Samuel Couto é diretor editorial da HarperCollins no Brasil, que controla a Thomas Nelson, braço cristão que hoje concentra mais de um terço do mercado de publicações religiosas no país. Segundo ele, católicos compram e leem muito menos do que evangélicos.
Esse grupo mantém o mercado aquecido em busca das novas traduções da Bíblia que, em alguns casos, têm respaldo em achados arqueológicos. Para eles, a leitura é um exercício da fé, que alimenta um mercado em expansão.
A editora é só para evangélicos?
A Thomas Nelson publica livros para o cristão protestante. Dialogar com outras religiões cria barreiras. O evangélico tem preconceito com o produto católico.
Isso também vale para católicos?
Não. Tanto que temos múltiplos autores para evangélicos, como Max Lucado e C.S. Lewis, maciçamente lidos por católicos.
Entre católicos e evangélicos, quem compra mais?
O evangélico compra muito mais e lê pelo menos duas vezes mais que os católicos. A leitura do livro é a prática da fé protestante. A quebra entre a igreja católica e a protestante se dá justamente nisso: não é preciso padre para chegar a Deus. Basta conseguir ler e interpretar a Bíblia sozinho.
A Bíblia é o que mais vende?
A Bíblia protestante é, de longe, o livro mais vendido no mundo e a Thomas Nelson é a maior vendedora do mundo. O Brasil é o segundo maior comprador, com 12 milhões de exemplares no último ano, aproximadamente. Em volume, só perde para os EUA.
A editora tem muitos títulos na lista de best sellers. O mercado cresceu?
Os livros religiosos têm mais exposição. Estamos na Amazon, no Google, em locais que antes não eram monitorados [por quem faz o ranking dos mais vendidos]. O termo Thomas Nelson Brasil é mais pesquisado [no Google] do que grandes editoras como a Companhia das Letras.
Essa venda acompanha a expansão dos evangélicos no Brasil?
Não necessariamente. Pertence ao nosso grupo a tradução bíblica mais lida do mundo, a New International Version, e também a segunda mais lida, que é a King James Version, uma atualização da anterior. Essa é uma das razões pelas quais o grupo é tão relevante. E, mesmo assim, não somos os líderes de mercado. O maior vendedor [da Bíblia] é a Sociedade Bíblica do Brasil. Eles têm até barco descendo o rio Amazonas [para fazer a venda].
Qual a diferença entre as duas Bíblias?
A católica possui mais textos. A evangélica tem 66 livros. Há uma diferença histórica na tradução também. A católica foi canonizada na Idade Média. Todas as traduções são feitas a partir daquele texto. Os evangélicos deram um passo atrás ao traduzir diretamente do aramaico. Enquanto a católica é fixa, a evangélica recebe traduções novas todo ano. Algumas incorporam até descobertas arqueológicas de textos originais. Aí há um trabalho de comparação desses manuscritos.
Eles chegam a divergir?
Sim e criam-se leis a partir do novo entendimento.
Por exemplo?
O papel da mulher na sociedade, principalmente na ocidental, vem muito a partir da leitura da Bíblia. Temos descobertas de textos agora em que a palavra usada na Bíblia para pautar a [suposta] subordinação é diferente no manuscrito original. A mulher é descrita como serva em um texto [mais antigo] e como sacerdotisa em outro [mais recente]. Martin Luther King, que era reverendo, interpretou o texto para mostrar que a Bíblia não defendia a segregação.
Por isso há tantas igrejas evangélicas diferentes?
Exato.
A fé hoje é o que mais move o mercado editorial?
De longe é o público infantil.
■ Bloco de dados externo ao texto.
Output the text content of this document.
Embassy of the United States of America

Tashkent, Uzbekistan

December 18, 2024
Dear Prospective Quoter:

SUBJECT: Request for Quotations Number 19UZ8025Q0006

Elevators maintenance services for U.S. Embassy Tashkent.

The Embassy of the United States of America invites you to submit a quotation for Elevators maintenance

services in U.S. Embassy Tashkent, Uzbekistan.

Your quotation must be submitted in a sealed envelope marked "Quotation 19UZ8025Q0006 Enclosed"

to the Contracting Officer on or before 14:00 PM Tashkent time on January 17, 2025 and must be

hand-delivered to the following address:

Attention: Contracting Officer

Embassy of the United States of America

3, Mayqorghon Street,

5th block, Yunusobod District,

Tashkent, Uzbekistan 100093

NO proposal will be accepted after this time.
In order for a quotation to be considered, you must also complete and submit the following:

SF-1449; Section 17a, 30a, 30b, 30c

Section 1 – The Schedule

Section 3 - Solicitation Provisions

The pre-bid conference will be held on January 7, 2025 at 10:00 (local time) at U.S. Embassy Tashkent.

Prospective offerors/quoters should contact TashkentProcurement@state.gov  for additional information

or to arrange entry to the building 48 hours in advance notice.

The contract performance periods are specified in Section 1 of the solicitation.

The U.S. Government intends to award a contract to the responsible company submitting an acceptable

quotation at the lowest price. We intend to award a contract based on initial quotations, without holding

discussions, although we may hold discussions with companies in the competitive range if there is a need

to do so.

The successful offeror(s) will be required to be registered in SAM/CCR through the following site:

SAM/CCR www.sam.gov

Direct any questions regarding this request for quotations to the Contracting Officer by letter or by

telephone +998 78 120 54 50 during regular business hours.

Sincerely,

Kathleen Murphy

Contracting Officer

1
Não tenho dados precisos, mas o público religioso, somando todas as fés, viria na sequência. A HarperCollins é a quarta maior produtora do país e a Thomas Nelson responde por metade do grupo. Segundo a Nielsen, temos 35% do mercado de livros religiosos, o que ocorreu em cinco anos.
RAIO-X
Samuel Couto
Fez carreira no mercado editorial religioso, em que atua há 17 anos. Passou pela Mundo Cristão antes de chegar à Thomas Nelson Brasil, onde trabalha há 12 anos. É diretor editorial do grupo desde 2023. Foi ele quem negociou os direitos de dois fenômenos da literatura mundial no país: J.R.R. Tolkien, autor de O Senhor dos Anéis, e C.S. Lewis, de As Crônicas de Nárnia.